C’est pour cela par exemple que les centre-villes de communes de taille moyenne ont vu se multiplier des détaillants spécialisés (comme les magasins bio), des agences franchisées (assurances, immobilier…) et des boutiques d’opticiens. Dans le domaine de l’optique, se démarquer de la concurrence peut passer par une approche humaine du travail, comme le proposent les coopératives mutualistes. C’est le cas d’Optic 2000 par exemple. Cette coopérative s’appuie sur un maillage intense du territoire, avec 1200 points de vente. Disposer d’une telle implantation territoriale permet aussi de « sentir » le pouls du public et d’anticiper ou d’accompagner les modes, en temps réel. Pendant longtemps, le critère de choix nº1 a été le prix dans le bras de fer entre grande distribution, Internet et commerce de proximité. Mais de plus en plus, les consommateurs français complètent leurs achats sur Internet par davantage d’achats en boutique.

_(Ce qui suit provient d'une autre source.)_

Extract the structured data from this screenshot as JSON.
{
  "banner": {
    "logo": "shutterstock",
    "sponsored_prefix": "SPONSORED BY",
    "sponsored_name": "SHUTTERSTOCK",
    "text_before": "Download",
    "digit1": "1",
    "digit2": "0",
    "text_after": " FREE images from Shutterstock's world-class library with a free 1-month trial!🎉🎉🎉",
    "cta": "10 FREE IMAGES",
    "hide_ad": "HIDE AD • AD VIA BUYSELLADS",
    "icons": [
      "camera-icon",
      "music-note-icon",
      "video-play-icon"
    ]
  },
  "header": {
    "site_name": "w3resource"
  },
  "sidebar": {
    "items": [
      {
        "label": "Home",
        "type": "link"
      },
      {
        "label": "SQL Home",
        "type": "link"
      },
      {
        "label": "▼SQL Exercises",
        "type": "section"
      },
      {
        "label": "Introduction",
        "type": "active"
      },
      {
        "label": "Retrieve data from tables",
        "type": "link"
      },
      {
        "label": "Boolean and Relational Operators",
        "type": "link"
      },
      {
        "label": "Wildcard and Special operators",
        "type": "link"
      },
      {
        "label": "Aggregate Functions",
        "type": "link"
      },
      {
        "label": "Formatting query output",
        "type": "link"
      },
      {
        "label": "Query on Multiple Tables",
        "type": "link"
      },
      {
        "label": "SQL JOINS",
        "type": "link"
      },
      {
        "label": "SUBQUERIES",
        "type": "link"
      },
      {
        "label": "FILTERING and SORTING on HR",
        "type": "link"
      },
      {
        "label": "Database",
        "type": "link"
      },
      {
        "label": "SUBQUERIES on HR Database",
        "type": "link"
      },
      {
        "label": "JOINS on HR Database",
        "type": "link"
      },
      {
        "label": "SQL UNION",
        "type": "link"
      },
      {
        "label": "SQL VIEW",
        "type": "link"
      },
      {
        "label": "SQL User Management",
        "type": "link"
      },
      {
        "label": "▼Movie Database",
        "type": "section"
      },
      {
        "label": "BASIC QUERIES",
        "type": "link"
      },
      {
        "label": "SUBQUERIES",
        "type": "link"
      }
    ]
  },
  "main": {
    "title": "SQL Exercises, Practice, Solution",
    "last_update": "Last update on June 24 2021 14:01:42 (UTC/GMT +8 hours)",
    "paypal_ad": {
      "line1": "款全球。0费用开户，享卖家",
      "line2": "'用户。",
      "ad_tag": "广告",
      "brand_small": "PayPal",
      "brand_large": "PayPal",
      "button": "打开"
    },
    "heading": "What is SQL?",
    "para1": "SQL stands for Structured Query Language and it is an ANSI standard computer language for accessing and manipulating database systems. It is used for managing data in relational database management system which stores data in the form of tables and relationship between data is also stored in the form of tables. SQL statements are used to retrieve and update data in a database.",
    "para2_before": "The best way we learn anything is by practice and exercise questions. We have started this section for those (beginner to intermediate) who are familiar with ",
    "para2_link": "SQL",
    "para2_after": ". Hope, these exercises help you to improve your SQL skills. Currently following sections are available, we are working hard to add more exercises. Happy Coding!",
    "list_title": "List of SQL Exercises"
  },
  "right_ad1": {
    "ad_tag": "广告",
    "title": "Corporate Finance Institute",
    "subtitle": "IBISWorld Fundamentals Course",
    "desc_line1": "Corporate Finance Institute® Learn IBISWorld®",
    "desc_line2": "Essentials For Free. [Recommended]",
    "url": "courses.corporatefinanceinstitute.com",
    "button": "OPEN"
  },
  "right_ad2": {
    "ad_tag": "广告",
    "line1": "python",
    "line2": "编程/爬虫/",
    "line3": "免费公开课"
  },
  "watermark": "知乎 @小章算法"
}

Ce retour des acheteurs en boutique est aussi synonyme d’une toute nouvelle expérience client. Restons chez Optic 2000 qui a, par exemple, massivement investi dans ses boutiques connectées. Didier Papaz, président de cette chaîne d’opticiens et également président de l’école de commerce ESC Troyes, défend l’idée que le « commerce associé » – dont sa chaîne est membre – appartient au secteur de l’ESS (économie sociale et solidaire). «Les coopératives de commerçants représentent 29% de parts de marché de la distribution, affirme le PDG. Cela représente 30000 chefs d’entreprises appartenant à l’économie sociale et solidaire, particulièrement impliquées dans le tissu local. Nous avons pour mission de soutenir l’emploi en France. Nos ennemis sont les fonds de pension, dont les profits ne sont pas localisés en France ». A grande échelle, la bataille pour la réputation fait rage ; à une plus petite, le rôle de conseil et les prestations sur-mesure font de plus en plus la différence. Aujourd’hui, Internet se met au service des commerces de proximité. Un modèle également synonyme de concurrence, et donc de la bonne santé du portefeuille du consommateur.